CITC hikes the penalty for selling unlicensed SIM cards

14 Jun 2013

Saudi Arabia’s watchdog the Communication and Information Technology Commission (CITC) has increased the penalty for companies and shops illegally distributing mobile SIM cards to SAR25 million (USD6.67 million) from the SAR5 million previously charged for the felony, with the notion that the fine could be doubled if there is a recurrence of the offence, Zawya reported. CITC spokesman Sultan Al-Malik also said that individuals purchasing such SIM cards would be guilty of identity theft. According to the royal decree, local municipalities will be given the authority to impose the penalties on companies and shops, while expatriates accused of violating the ban will be referred to the police, the Labour office and Passport department.
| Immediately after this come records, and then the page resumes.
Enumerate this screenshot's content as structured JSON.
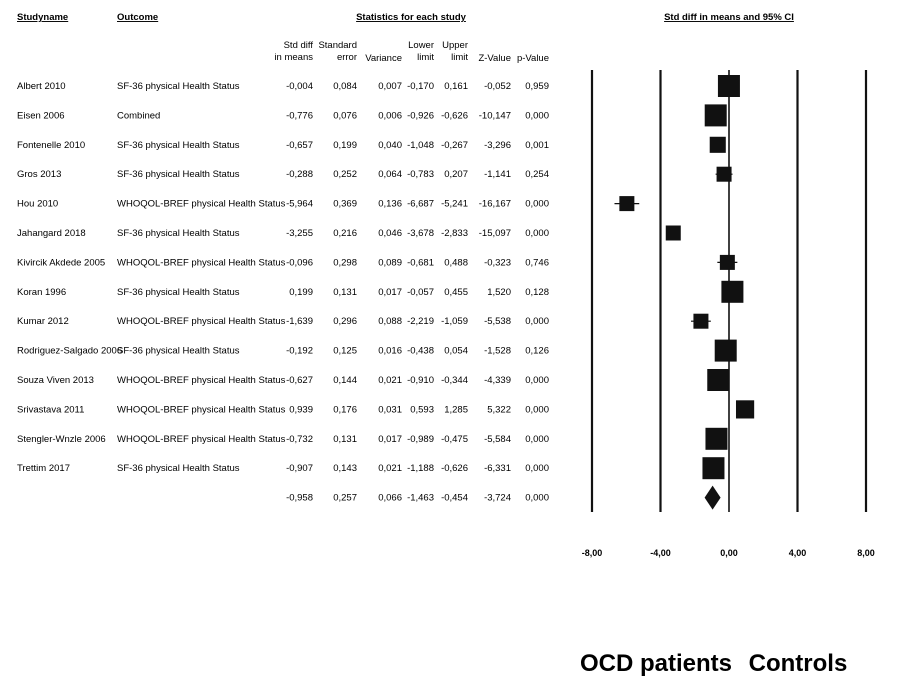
{
  "headers": {
    "study_name": "Studyname",
    "outcome": "Outcome",
    "stats_group": "Statistics for each study",
    "ci_title": "Std diff in means and 95% CI",
    "columns": [
      [
        "Std diff",
        "in means"
      ],
      [
        "Standard",
        "error"
      ],
      [
        "Variance"
      ],
      [
        "Lower",
        "limit"
      ],
      [
        "Upper",
        "limit"
      ],
      [
        "Z-Value"
      ],
      [
        "p-Value"
      ]
    ]
  },
  "group_labels": {
    "left": "OCD patients",
    "right": "Controls"
  },
  "chart_data": {
    "type": "forest",
    "xlim": [
      -8,
      8
    ],
    "xticks": [
      -8,
      -4,
      0,
      4,
      8
    ],
    "tick_labels": [
      "-8,00",
      "-4,00",
      "0,00",
      "4,00",
      "8,00"
    ],
    "studies": [
      {
        "name": "Albert 2010",
        "outcome": "SF-36 physical Health Status",
        "smd": -0.004,
        "lower": -0.17,
        "upper": 0.161,
        "cells": [
          "-0,004",
          "0,084",
          "0,007",
          "-0,170",
          "0,161",
          "-0,052",
          "0,959"
        ]
      },
      {
        "name": "Eisen 2006",
        "outcome": "Combined",
        "smd": -0.776,
        "lower": -0.926,
        "upper": -0.626,
        "cells": [
          "-0,776",
          "0,076",
          "0,006",
          "-0,926",
          "-0,626",
          "-10,147",
          "0,000"
        ]
      },
      {
        "name": "Fontenelle 2010",
        "outcome": "SF-36 physical Health Status",
        "smd": -0.657,
        "lower": -1.048,
        "upper": -0.267,
        "cells": [
          "-0,657",
          "0,199",
          "0,040",
          "-1,048",
          "-0,267",
          "-3,296",
          "0,001"
        ]
      },
      {
        "name": "Gros 2013",
        "outcome": "SF-36 physical Health Status",
        "smd": -0.288,
        "lower": -0.783,
        "upper": 0.207,
        "cells": [
          "-0,288",
          "0,252",
          "0,064",
          "-0,783",
          "0,207",
          "-1,141",
          "0,254"
        ]
      },
      {
        "name": "Hou 2010",
        "outcome": "WHOQOL-BREF physical Health Status",
        "smd": -5.964,
        "lower": -6.687,
        "upper": -5.241,
        "cells": [
          "-5,964",
          "0,369",
          "0,136",
          "-6,687",
          "-5,241",
          "-16,167",
          "0,000"
        ]
      },
      {
        "name": "Jahangard 2018",
        "outcome": "SF-36 physical Health Status",
        "smd": -3.255,
        "lower": -3.678,
        "upper": -2.833,
        "cells": [
          "-3,255",
          "0,216",
          "0,046",
          "-3,678",
          "-2,833",
          "-15,097",
          "0,000"
        ]
      },
      {
        "name": "Kivircik Akdede 2005",
        "outcome": "WHOQOL-BREF physical Health Status",
        "smd": -0.096,
        "lower": -0.681,
        "upper": 0.488,
        "cells": [
          "-0,096",
          "0,298",
          "0,089",
          "-0,681",
          "0,488",
          "-0,323",
          "0,746"
        ]
      },
      {
        "name": "Koran 1996",
        "outcome": "SF-36 physical Health Status",
        "smd": 0.199,
        "lower": -0.057,
        "upper": 0.455,
        "cells": [
          "0,199",
          "0,131",
          "0,017",
          "-0,057",
          "0,455",
          "1,520",
          "0,128"
        ]
      },
      {
        "name": "Kumar 2012",
        "outcome": "WHOQOL-BREF physical Health Status",
        "smd": -1.639,
        "lower": -2.219,
        "upper": -1.059,
        "cells": [
          "-1,639",
          "0,296",
          "0,088",
          "-2,219",
          "-1,059",
          "-5,538",
          "0,000"
        ]
      },
      {
        "name": "Rodriguez-Salgado 2006",
        "outcome": "SF-36 physical Health Status",
        "smd": -0.192,
        "lower": -0.438,
        "upper": 0.054,
        "cells": [
          "-0,192",
          "0,125",
          "0,016",
          "-0,438",
          "0,054",
          "-1,528",
          "0,126"
        ]
      },
      {
        "name": "Souza Viven 2013",
        "outcome": "WHOQOL-BREF physical Health Status",
        "smd": -0.627,
        "lower": -0.91,
        "upper": -0.344,
        "cells": [
          "-0,627",
          "0,144",
          "0,021",
          "-0,910",
          "-0,344",
          "-4,339",
          "0,000"
        ]
      },
      {
        "name": "Srivastava 2011",
        "outcome": "WHOQOL-BREF physical Health Status",
        "smd": 0.939,
        "lower": 0.593,
        "upper": 1.285,
        "cells": [
          "0,939",
          "0,176",
          "0,031",
          "0,593",
          "1,285",
          "5,322",
          "0,000"
        ]
      },
      {
        "name": "Stengler-Wnzle 2006",
        "outcome": "WHOQOL-BREF physical Health Status",
        "smd": -0.732,
        "lower": -0.989,
        "upper": -0.475,
        "cells": [
          "-0,732",
          "0,131",
          "0,017",
          "-0,989",
          "-0,475",
          "-5,584",
          "0,000"
        ]
      },
      {
        "name": "Trettim 2017",
        "outcome": "SF-36 physical Health Status",
        "smd": -0.907,
        "lower": -1.188,
        "upper": -0.626,
        "cells": [
          "-0,907",
          "0,143",
          "0,021",
          "-1,188",
          "-0,626",
          "-6,331",
          "0,000"
        ]
      }
    ],
    "summary": {
      "smd": -0.958,
      "lower": -1.463,
      "upper": -0.454,
      "cells": [
        "-0,958",
        "0,257",
        "0,066",
        "-1,463",
        "-0,454",
        "-3,724",
        "0,000"
      ]
    }
  }
}
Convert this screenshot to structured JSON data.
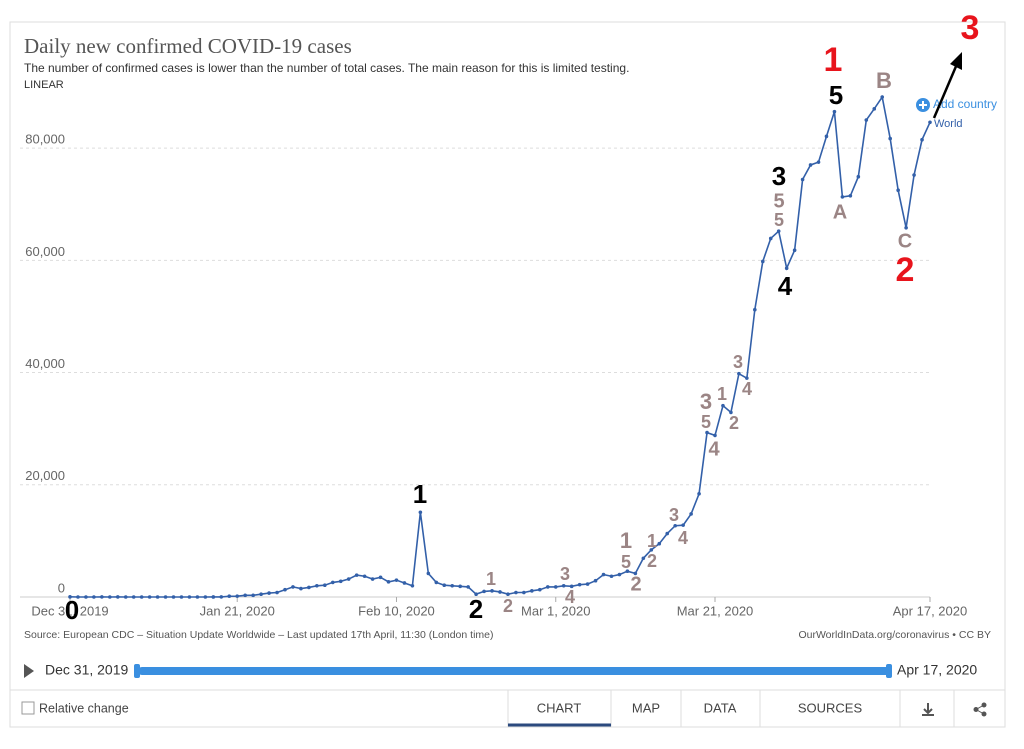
{
  "chart_data": {
    "type": "line",
    "title": "Daily new confirmed COVID-19 cases",
    "subtitle": "The number of confirmed cases is lower than the number of total cases. The main reason for this is limited testing.",
    "scale": "LINEAR",
    "categories": [
      "Dec 31, 2019",
      null,
      null,
      null,
      null,
      null,
      null,
      null,
      null,
      null,
      null,
      null,
      null,
      null,
      null,
      null,
      null,
      null,
      null,
      null,
      null,
      "Jan 21, 2020",
      null,
      null,
      null,
      null,
      null,
      null,
      null,
      null,
      null,
      null,
      null,
      null,
      null,
      null,
      null,
      null,
      null,
      null,
      null,
      "Feb 10, 2020",
      null,
      null,
      null,
      null,
      null,
      null,
      null,
      null,
      null,
      null,
      null,
      null,
      null,
      null,
      null,
      null,
      null,
      null,
      null,
      "Mar 1, 2020",
      null,
      null,
      null,
      null,
      null,
      null,
      null,
      null,
      null,
      null,
      null,
      null,
      null,
      null,
      null,
      null,
      null,
      null,
      null,
      "Mar 21, 2020",
      null,
      null,
      null,
      null,
      null,
      null,
      null,
      null,
      null,
      null,
      null,
      null,
      null,
      null,
      null,
      null,
      null,
      null,
      null,
      null,
      null,
      null,
      null,
      null,
      null,
      null,
      "Apr 17, 2020"
    ],
    "series": [
      {
        "name": "World",
        "color": "#3360a9",
        "values": [
          27,
          0,
          0,
          0,
          17,
          0,
          15,
          0,
          0,
          0,
          0,
          0,
          1,
          0,
          1,
          0,
          0,
          0,
          4,
          17,
          136,
          150,
          300,
          300,
          500,
          700,
          800,
          1300,
          1800,
          1500,
          1700,
          2000,
          2100,
          2600,
          2800,
          3200,
          3900,
          3700,
          3200,
          3500,
          2700,
          3000,
          2500,
          2000,
          15100,
          4200,
          2600,
          2100,
          2000,
          1900,
          1800,
          500,
          1000,
          1100,
          900,
          500,
          800,
          800,
          1100,
          1300,
          1800,
          1800,
          2000,
          1900,
          2200,
          2300,
          2900,
          4000,
          3700,
          4000,
          4600,
          4200,
          6900,
          8400,
          9500,
          11300,
          12700,
          12800,
          14800,
          18400,
          29300,
          28800,
          34100,
          32900,
          39800,
          39000,
          51200,
          59800,
          63900,
          65200,
          58600,
          61800,
          74400,
          77000,
          77500,
          82100,
          86500,
          71300,
          71500,
          74900,
          85000,
          87000,
          89100,
          81700,
          72500,
          65800,
          75200,
          81500,
          84600
        ]
      }
    ],
    "ylim": [
      0,
      90000
    ],
    "yticks": [
      0,
      {
        "value": 20000,
        "label": "20,000"
      },
      {
        "value": 40000,
        "label": "40,000"
      },
      {
        "value": 60000,
        "label": "60,000"
      },
      {
        "value": 80000,
        "label": "80,000"
      }
    ],
    "grid": true,
    "annotations": [
      {
        "text": "0",
        "color": "#000000"
      },
      {
        "text": "1",
        "color": "#000000"
      },
      {
        "text": "2",
        "color": "#000000"
      },
      {
        "text": "3",
        "color": "#000000"
      },
      {
        "text": "4",
        "color": "#000000"
      },
      {
        "text": "5",
        "color": "#000000"
      },
      {
        "text": "1",
        "color": "#e8141c"
      },
      {
        "text": "2",
        "color": "#e8141c"
      },
      {
        "text": "3",
        "color": "#e8141c"
      },
      {
        "text": "1",
        "color": "#9b8585"
      },
      {
        "text": "2",
        "color": "#9b8585"
      },
      {
        "text": "3",
        "color": "#9b8585"
      },
      {
        "text": "4",
        "color": "#9b8585"
      },
      {
        "text": "1",
        "color": "#9b8585"
      },
      {
        "text": "5",
        "color": "#9b8585"
      },
      {
        "text": "2",
        "color": "#9b8585"
      },
      {
        "text": "1",
        "color": "#9b8585"
      },
      {
        "text": "2",
        "color": "#9b8585"
      },
      {
        "text": "3",
        "color": "#9b8585"
      },
      {
        "text": "4",
        "color": "#9b8585"
      },
      {
        "text": "3",
        "color": "#9b8585"
      },
      {
        "text": "5",
        "color": "#9b8585"
      },
      {
        "text": "4",
        "color": "#9b8585"
      },
      {
        "text": "1",
        "color": "#9b8585"
      },
      {
        "text": "2",
        "color": "#9b8585"
      },
      {
        "text": "3",
        "color": "#9b8585"
      },
      {
        "text": "4",
        "color": "#9b8585"
      },
      {
        "text": "5",
        "color": "#9b8585"
      },
      {
        "text": "5",
        "color": "#9b8585"
      },
      {
        "text": "A",
        "color": "#9b8585"
      },
      {
        "text": "B",
        "color": "#9b8585"
      },
      {
        "text": "C",
        "color": "#9b8585"
      }
    ],
    "source": "Source: European CDC – Situation Update Worldwide – Last updated 17th April, 11:30 (London time)",
    "credit": "OurWorldInData.org/coronavirus • CC BY",
    "add_country": "Add country"
  },
  "controls": {
    "relative_change": "Relative change",
    "tabs": [
      "CHART",
      "MAP",
      "DATA",
      "SOURCES"
    ]
  }
}
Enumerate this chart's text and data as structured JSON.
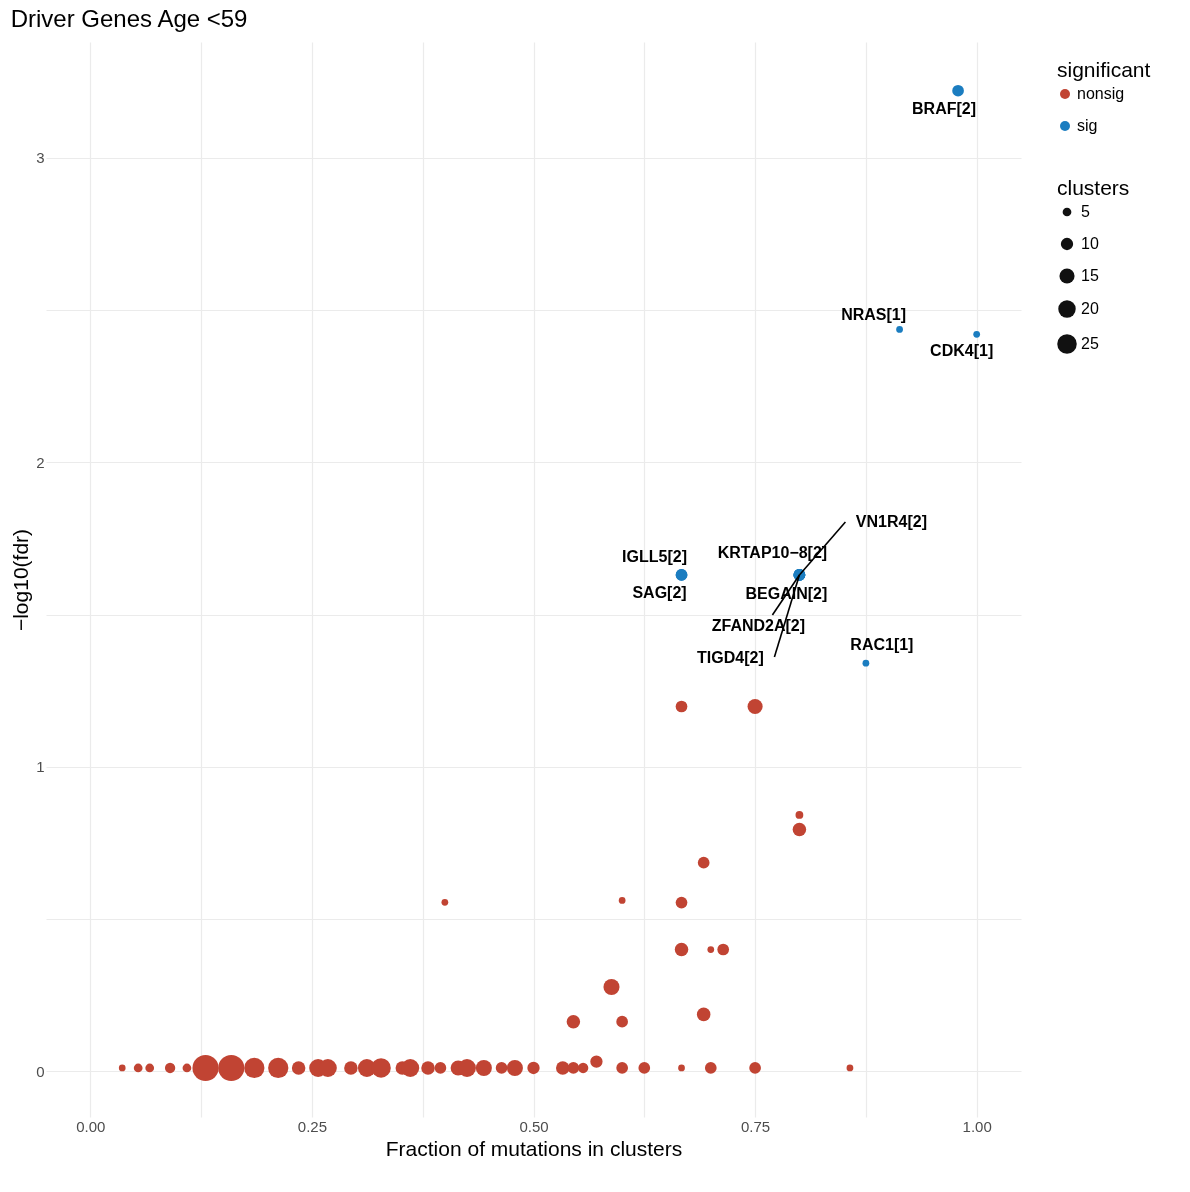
{
  "chart_data": {
    "type": "bubble",
    "title": "Driver Genes Age <59",
    "xlabel": "Fraction of mutations in clusters",
    "ylabel": "−log10(fdr)",
    "legend_title": "significant",
    "series": [
      {
        "name": "nonsig",
        "color": "#c14433",
        "x": [
          0.036,
          0.054,
          0.067,
          0.09,
          0.109,
          0.13,
          0.159,
          0.185,
          0.212,
          0.235,
          0.257,
          0.268,
          0.294,
          0.312,
          0.328,
          0.352,
          0.361,
          0.381,
          0.395,
          0.415,
          0.425,
          0.444,
          0.464,
          0.479,
          0.5,
          0.533,
          0.545,
          0.556,
          0.571,
          0.6,
          0.625,
          0.667,
          0.7,
          0.75,
          0.857,
          0.4,
          0.6,
          0.667,
          0.692,
          0.8,
          0.8,
          0.667,
          0.7,
          0.714,
          0.588,
          0.545,
          0.6,
          0.692,
          0.667,
          0.75
        ],
        "values": [
          0.011,
          0.011,
          0.011,
          0.011,
          0.011,
          0.011,
          0.011,
          0.011,
          0.011,
          0.011,
          0.011,
          0.011,
          0.011,
          0.011,
          0.011,
          0.011,
          0.011,
          0.011,
          0.011,
          0.011,
          0.011,
          0.011,
          0.011,
          0.011,
          0.011,
          0.011,
          0.011,
          0.011,
          0.032,
          0.011,
          0.011,
          0.011,
          0.011,
          0.011,
          0.011,
          0.555,
          0.561,
          0.554,
          0.685,
          0.842,
          0.794,
          0.4,
          0.4,
          0.4,
          0.277,
          0.163,
          0.163,
          0.187,
          1.198,
          1.198
        ],
        "sizes": [
          3,
          5,
          5,
          7,
          5,
          45,
          45,
          27,
          27,
          12,
          21,
          21,
          12,
          21,
          25,
          12,
          21,
          12,
          9,
          15,
          21,
          17,
          9,
          17,
          10,
          12,
          9,
          7,
          10,
          9,
          9,
          3,
          9,
          9,
          3,
          3,
          3,
          9,
          9,
          4,
          12,
          12,
          3,
          9,
          17,
          12,
          9,
          12,
          9,
          15
        ]
      },
      {
        "name": "sig",
        "color": "#1b7dc0",
        "x": [
          0.979,
          0.913,
          1.0,
          0.667,
          0.667,
          0.8,
          0.8,
          0.8,
          0.8,
          0.8,
          0.875
        ],
        "values": [
          3.22,
          2.436,
          2.42,
          1.63,
          1.63,
          1.63,
          1.63,
          1.63,
          1.63,
          1.63,
          1.34
        ],
        "sizes": [
          9,
          3,
          3,
          9,
          9,
          9,
          9,
          9,
          9,
          9,
          3
        ]
      }
    ],
    "size_legend": [
      5,
      10,
      15,
      20,
      25
    ],
    "annotations": [
      {
        "text": "BRAF[2]",
        "x": 0.979,
        "y": 3.22
      },
      {
        "text": "NRAS[1]",
        "x": 0.913,
        "y": 2.436
      },
      {
        "text": "CDK4[1]",
        "x": 1.0,
        "y": 2.42
      },
      {
        "text": "IGLL5[2]",
        "x": 0.667,
        "y": 1.63
      },
      {
        "text": "SAG[2]",
        "x": 0.667,
        "y": 1.63
      },
      {
        "text": "KRTAP10−8[2]",
        "x": 0.8,
        "y": 1.63
      },
      {
        "text": "VN1R4[2]",
        "x": 0.8,
        "y": 1.63
      },
      {
        "text": "BEGAIN[2]",
        "x": 0.8,
        "y": 1.63
      },
      {
        "text": "ZFAND2A[2]",
        "x": 0.8,
        "y": 1.63
      },
      {
        "text": "TIGD4[2]",
        "x": 0.8,
        "y": 1.63
      },
      {
        "text": "RAC1[1]",
        "x": 0.875,
        "y": 1.34
      },
      "clusters"
    ],
    "xlim": [
      -0.05,
      1.05
    ],
    "ylim": [
      -0.15,
      3.38
    ],
    "xticks": [
      {
        "value": 0,
        "label": "0.00"
      },
      {
        "value": 0.125,
        "label": null
      },
      {
        "value": 0.25,
        "label": "0.25"
      },
      {
        "value": 0.375,
        "label": null
      },
      {
        "value": 0.5,
        "label": "0.50"
      },
      {
        "value": 0.625,
        "label": null
      },
      {
        "value": 0.75,
        "label": "0.75"
      },
      {
        "value": 0.875,
        "label": null
      },
      {
        "value": 1,
        "label": "1.00"
      }
    ],
    "yticks": [
      0,
      {
        "value": 0.5,
        "label": null
      },
      1,
      {
        "value": 1.5,
        "label": null
      },
      2,
      {
        "value": 2.5,
        "label": null
      },
      3
    ],
    "grid": true,
    "legend": "right",
    "marker": "circle"
  }
}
According to TeleGeography’s GlobalComms Database, the CITC fined unnamed cellcos SAR90 million for allowing the sale of ‘unlicensed’ pre-paid SIM cards to customers in January 2011. A year later, the CITC said the government planned to push ahead with a scheme to register all pre-paid mobile users. The regulator ruled that all pre-paid card registrations must be accompanied by the user’s ID card number, to combat anonymous use of pre-paid phones for criminal activities. The scheme was eventually introduced in July 2012.